Lea Bech agrees and adds:
“Measuring body awareness and then giving a specific exercise becomes very nerdy and technical. And that might not be the usual way of working for most psychomotor therapists.”
And that presents some challenges, and there are some psychomotor tools they can’t use because all the ‘spaces’ have to be done sitting down.
“Observations are also an important psychomotor tool that we can’t use because we can’t stand and look at them and adjust the exercises,” explains Solveig Lawaetz and continues: “And then of course there are some things we have to do that are more general in relation to relationship building.”

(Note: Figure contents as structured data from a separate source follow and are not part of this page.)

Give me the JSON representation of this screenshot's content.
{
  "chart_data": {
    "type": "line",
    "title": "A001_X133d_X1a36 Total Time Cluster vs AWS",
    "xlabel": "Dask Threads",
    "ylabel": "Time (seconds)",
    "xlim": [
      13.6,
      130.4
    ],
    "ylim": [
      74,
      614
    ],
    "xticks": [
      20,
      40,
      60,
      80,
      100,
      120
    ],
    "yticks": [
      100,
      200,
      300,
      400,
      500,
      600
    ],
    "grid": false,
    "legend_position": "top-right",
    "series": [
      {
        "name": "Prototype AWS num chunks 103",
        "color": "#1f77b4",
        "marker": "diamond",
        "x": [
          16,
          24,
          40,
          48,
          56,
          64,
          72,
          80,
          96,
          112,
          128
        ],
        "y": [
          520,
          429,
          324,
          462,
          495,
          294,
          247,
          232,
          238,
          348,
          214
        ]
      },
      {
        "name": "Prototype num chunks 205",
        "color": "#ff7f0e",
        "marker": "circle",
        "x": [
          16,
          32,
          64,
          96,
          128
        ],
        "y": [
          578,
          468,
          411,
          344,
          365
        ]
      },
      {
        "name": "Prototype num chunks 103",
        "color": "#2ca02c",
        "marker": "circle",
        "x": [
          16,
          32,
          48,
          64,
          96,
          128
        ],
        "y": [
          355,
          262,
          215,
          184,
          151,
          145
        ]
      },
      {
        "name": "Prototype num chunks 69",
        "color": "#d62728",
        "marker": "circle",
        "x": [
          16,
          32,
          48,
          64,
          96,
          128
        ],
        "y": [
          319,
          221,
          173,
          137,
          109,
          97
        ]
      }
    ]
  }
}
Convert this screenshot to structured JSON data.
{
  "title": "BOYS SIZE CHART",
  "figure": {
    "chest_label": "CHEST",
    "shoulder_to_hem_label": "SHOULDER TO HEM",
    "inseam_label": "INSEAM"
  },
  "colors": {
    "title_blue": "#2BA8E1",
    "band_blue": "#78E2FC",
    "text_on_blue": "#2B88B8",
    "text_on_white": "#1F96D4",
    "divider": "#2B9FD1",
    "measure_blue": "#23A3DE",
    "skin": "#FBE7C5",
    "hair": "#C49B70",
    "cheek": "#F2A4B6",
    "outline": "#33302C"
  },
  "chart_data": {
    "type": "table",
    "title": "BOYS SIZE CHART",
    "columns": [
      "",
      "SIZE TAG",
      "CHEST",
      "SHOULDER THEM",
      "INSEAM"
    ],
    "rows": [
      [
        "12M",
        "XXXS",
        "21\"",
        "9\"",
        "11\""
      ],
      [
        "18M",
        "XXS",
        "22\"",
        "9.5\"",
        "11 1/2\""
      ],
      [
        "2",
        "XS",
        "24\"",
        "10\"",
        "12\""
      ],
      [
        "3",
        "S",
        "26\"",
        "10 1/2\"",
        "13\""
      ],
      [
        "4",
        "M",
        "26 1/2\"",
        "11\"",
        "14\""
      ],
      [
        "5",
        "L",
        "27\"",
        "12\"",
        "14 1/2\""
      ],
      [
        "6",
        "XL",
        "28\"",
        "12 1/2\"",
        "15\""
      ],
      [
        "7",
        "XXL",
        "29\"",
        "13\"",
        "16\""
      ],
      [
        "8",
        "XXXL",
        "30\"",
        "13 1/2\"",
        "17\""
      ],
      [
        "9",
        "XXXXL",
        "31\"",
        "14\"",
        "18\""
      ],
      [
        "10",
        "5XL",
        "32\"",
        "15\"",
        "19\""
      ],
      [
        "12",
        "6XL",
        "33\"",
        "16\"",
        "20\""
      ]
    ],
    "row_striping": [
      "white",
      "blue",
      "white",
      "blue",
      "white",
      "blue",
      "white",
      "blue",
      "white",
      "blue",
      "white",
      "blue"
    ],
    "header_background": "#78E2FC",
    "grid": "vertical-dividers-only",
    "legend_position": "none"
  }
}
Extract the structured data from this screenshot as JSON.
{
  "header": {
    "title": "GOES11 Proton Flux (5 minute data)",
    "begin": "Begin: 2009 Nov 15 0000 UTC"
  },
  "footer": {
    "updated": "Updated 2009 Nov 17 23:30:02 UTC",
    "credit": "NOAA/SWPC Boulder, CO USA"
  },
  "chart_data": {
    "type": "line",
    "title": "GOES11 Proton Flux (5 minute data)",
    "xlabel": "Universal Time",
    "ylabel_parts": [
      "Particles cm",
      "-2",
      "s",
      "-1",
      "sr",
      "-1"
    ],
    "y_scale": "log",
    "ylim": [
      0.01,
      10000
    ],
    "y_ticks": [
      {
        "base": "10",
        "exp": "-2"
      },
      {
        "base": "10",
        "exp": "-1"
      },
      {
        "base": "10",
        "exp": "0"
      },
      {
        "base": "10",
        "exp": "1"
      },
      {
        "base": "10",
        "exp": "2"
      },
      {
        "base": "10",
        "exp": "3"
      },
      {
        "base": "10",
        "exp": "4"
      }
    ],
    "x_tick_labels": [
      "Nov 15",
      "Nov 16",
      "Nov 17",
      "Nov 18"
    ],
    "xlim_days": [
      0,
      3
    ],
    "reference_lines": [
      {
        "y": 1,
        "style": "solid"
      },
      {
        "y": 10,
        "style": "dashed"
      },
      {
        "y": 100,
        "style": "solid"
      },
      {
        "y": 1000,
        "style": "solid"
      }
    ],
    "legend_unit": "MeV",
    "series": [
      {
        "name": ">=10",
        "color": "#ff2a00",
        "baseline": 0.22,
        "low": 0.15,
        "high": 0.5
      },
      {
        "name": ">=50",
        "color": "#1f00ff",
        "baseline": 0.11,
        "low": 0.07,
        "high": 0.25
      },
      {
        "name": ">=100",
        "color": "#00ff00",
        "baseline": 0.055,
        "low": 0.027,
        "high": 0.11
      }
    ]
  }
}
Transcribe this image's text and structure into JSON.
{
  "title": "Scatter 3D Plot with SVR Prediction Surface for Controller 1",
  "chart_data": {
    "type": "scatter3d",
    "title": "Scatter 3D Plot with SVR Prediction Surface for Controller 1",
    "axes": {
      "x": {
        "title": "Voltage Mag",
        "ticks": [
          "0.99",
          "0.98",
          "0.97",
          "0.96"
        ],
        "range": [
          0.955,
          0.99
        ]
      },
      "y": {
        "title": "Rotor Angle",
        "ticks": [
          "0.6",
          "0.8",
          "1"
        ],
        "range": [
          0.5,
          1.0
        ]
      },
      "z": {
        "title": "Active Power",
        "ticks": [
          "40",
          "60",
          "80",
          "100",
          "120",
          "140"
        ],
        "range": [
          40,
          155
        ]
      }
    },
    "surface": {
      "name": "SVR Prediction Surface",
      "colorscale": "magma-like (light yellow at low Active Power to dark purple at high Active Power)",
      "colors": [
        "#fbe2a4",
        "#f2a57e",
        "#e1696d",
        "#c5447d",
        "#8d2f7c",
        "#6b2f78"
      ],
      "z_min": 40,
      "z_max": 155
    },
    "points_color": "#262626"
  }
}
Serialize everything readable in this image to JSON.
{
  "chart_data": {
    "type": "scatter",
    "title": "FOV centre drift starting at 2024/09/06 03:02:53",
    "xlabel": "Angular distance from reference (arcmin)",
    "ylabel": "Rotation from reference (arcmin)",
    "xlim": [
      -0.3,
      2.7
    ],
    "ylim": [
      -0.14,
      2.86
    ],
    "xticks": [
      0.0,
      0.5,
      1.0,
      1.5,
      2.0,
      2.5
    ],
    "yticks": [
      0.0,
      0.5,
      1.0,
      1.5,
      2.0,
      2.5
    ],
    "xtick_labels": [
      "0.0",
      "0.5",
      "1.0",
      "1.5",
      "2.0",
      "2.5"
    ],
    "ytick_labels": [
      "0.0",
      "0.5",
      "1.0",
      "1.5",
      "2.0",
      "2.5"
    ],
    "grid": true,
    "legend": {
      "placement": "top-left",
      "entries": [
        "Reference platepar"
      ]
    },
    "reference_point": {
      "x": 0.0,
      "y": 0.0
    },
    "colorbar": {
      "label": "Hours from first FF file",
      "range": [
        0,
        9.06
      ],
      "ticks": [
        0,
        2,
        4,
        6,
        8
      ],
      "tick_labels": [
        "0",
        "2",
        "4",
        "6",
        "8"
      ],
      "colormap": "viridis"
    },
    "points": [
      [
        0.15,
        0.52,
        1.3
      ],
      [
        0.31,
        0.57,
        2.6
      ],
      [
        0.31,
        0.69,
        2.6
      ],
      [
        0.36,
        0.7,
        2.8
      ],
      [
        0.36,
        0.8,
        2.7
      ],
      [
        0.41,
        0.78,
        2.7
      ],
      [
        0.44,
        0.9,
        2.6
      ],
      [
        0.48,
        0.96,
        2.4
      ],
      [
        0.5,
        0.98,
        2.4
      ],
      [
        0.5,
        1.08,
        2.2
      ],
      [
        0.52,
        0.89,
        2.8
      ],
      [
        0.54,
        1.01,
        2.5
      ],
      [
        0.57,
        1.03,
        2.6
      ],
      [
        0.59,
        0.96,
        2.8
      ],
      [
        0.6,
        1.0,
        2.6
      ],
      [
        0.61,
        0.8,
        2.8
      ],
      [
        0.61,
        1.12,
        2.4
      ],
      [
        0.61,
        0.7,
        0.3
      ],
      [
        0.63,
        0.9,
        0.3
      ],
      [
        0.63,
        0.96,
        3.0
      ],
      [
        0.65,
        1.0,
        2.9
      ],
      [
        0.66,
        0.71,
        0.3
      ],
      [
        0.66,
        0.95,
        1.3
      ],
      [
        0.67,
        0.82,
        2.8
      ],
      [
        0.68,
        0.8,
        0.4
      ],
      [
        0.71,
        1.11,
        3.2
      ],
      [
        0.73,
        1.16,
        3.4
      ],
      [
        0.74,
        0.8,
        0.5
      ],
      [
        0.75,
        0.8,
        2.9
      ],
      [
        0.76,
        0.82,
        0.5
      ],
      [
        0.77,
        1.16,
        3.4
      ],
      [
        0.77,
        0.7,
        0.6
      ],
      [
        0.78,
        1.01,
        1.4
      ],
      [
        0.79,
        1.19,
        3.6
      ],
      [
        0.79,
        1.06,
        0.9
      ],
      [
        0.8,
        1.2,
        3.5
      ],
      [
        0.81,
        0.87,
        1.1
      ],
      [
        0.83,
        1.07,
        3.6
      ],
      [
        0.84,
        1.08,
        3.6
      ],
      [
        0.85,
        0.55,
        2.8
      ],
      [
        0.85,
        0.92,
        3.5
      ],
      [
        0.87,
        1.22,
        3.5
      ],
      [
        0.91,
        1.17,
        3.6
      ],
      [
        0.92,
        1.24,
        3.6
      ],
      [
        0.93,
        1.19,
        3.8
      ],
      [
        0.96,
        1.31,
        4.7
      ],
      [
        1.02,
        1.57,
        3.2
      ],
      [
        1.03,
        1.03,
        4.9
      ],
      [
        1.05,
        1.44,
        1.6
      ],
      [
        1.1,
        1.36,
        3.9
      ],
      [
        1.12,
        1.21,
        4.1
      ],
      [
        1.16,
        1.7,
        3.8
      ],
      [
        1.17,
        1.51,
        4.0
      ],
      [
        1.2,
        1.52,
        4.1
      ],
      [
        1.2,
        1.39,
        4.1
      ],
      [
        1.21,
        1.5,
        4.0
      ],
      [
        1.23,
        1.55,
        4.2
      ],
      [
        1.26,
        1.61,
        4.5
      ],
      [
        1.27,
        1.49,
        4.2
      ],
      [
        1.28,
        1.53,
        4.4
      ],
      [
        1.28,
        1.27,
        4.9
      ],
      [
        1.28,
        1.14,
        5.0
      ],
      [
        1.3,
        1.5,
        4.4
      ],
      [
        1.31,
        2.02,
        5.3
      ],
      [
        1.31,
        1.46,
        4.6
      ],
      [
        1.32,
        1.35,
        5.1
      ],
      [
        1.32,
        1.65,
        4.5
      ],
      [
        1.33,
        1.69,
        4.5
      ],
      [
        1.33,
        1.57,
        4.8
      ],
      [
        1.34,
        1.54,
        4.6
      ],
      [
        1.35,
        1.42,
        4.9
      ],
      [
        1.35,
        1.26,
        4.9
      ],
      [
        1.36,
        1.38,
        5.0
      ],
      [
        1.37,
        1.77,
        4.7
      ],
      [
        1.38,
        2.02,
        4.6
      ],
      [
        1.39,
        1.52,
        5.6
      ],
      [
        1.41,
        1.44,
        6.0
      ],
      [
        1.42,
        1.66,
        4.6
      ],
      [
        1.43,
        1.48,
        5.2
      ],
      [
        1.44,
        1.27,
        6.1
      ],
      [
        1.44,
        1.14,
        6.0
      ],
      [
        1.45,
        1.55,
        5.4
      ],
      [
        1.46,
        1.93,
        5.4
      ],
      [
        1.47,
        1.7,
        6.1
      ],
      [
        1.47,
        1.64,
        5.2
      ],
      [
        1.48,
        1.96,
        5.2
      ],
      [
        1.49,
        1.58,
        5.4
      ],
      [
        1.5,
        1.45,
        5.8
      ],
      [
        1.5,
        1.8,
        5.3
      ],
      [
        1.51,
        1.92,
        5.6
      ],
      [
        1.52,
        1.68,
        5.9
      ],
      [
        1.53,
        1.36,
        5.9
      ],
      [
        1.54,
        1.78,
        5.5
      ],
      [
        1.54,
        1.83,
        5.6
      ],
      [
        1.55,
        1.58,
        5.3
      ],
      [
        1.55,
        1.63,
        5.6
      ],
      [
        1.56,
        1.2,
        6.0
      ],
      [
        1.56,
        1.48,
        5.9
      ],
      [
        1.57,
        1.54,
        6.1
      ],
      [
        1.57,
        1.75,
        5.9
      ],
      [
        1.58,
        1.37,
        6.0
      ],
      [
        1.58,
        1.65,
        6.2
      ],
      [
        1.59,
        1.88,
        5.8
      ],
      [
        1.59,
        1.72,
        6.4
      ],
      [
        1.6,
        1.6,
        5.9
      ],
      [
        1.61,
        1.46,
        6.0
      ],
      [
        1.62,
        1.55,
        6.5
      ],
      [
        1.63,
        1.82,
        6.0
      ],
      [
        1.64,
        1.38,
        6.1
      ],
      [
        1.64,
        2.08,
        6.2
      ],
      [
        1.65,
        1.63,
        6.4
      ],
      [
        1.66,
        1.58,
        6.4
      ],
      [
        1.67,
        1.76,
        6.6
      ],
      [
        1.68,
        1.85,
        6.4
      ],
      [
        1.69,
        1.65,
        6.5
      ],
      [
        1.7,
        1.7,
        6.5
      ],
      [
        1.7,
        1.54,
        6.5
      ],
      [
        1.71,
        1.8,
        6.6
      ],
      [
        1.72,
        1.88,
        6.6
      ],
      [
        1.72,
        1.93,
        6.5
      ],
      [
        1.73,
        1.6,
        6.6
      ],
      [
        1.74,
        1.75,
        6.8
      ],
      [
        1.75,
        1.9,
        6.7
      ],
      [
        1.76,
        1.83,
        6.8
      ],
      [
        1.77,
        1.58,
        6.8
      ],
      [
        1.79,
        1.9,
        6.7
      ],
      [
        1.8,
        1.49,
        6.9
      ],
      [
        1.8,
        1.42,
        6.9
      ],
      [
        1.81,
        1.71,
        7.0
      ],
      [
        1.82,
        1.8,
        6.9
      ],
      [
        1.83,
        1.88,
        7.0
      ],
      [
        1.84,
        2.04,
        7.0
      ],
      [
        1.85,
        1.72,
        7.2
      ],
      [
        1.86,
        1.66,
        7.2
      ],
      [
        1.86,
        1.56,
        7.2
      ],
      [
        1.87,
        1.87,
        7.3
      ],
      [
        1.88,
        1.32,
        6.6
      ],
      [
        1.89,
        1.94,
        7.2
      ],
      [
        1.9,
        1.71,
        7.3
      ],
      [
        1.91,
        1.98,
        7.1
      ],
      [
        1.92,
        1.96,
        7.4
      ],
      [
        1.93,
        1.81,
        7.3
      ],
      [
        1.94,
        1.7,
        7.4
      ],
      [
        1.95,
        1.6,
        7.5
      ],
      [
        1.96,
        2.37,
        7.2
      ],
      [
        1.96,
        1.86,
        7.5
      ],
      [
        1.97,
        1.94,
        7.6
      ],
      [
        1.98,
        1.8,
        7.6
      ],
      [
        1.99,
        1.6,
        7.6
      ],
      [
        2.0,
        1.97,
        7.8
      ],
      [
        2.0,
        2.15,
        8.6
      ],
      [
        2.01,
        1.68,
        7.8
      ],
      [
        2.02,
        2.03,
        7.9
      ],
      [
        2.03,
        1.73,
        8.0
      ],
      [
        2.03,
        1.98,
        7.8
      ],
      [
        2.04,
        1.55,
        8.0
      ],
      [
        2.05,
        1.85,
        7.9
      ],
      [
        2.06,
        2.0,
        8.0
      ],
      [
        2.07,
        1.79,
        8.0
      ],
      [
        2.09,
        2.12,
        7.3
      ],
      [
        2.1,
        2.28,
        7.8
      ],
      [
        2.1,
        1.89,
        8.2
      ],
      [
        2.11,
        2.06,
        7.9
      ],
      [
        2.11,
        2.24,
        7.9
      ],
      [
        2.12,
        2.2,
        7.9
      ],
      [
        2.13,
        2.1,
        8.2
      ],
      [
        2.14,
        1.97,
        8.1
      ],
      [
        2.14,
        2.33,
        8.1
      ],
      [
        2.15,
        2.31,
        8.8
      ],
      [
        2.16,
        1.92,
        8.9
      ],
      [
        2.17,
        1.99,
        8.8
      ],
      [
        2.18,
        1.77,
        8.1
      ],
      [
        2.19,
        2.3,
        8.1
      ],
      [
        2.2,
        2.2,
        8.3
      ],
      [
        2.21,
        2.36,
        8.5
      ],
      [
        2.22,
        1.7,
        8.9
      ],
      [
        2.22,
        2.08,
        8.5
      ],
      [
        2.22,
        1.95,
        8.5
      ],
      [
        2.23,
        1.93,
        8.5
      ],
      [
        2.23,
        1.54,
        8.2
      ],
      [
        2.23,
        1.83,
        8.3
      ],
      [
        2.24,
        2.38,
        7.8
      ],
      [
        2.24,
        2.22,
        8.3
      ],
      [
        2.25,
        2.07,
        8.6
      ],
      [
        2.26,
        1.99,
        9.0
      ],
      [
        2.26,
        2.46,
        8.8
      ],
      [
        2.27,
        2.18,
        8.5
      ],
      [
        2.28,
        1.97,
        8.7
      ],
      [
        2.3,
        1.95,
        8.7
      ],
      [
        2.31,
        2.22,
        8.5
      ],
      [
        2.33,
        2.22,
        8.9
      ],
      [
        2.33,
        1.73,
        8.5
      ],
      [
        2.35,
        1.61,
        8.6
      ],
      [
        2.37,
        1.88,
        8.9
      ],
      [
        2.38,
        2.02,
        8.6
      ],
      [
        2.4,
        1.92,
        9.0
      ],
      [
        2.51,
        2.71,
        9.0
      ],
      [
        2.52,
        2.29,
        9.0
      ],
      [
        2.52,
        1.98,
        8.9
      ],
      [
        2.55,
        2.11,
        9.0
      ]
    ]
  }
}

That’s why they pay extra attention to this during the introductory course, where they introduce the exercises and the app at the companies. In the longer term, they also hope to give companies the opportunity to use psychomotor therapists as an additional offer.
“We have a dream that in the future, when things are going really well, we will create jobs by hiring psychomotor therapists as consultants who are connected to the companies. For example, if a stress level has run away – preferably before it runs away – you can book psychomotor therapy on the platform as an extra feature,” says Lea Bech.
And Solveig Lawaetz adds that, in the long term, it could be exciting to see if AI can be used to meet users better and create good continuity for the individual. But that’s all in the future.
The future
And what does the future look like? Lea Bech says she hopes their business will reach a revenue level where they can go out and contribute to solving societal problems with stress, including among the unemployed and students.
“One in three students, and just over one in two of the unemployed, experience such high levels of stress every day that they are at risk of serious symptoms or illness, which in itself is a huge social problem. In addition, 33% of companies are short of labor.”
“The most important thing for me is that we have created something that makes a difference – that actually works in the companies, and then I really hope that Lea and I can make a living from it and that we can hire some psychomotor therapists,” says Solveig Lawaetz.
Over the next year, pilots will be run, the platform will be launched, and from there the focus is on building a customer base.
“The whole thing can still flop. It’s not like we can control that. We’re still there, where anything can happen,” concludes Solveig Lawaetz.
The coming months will be crucial to Ivital’s success. We wish the two cool entrepreneurs the best of luck and look forward to following them.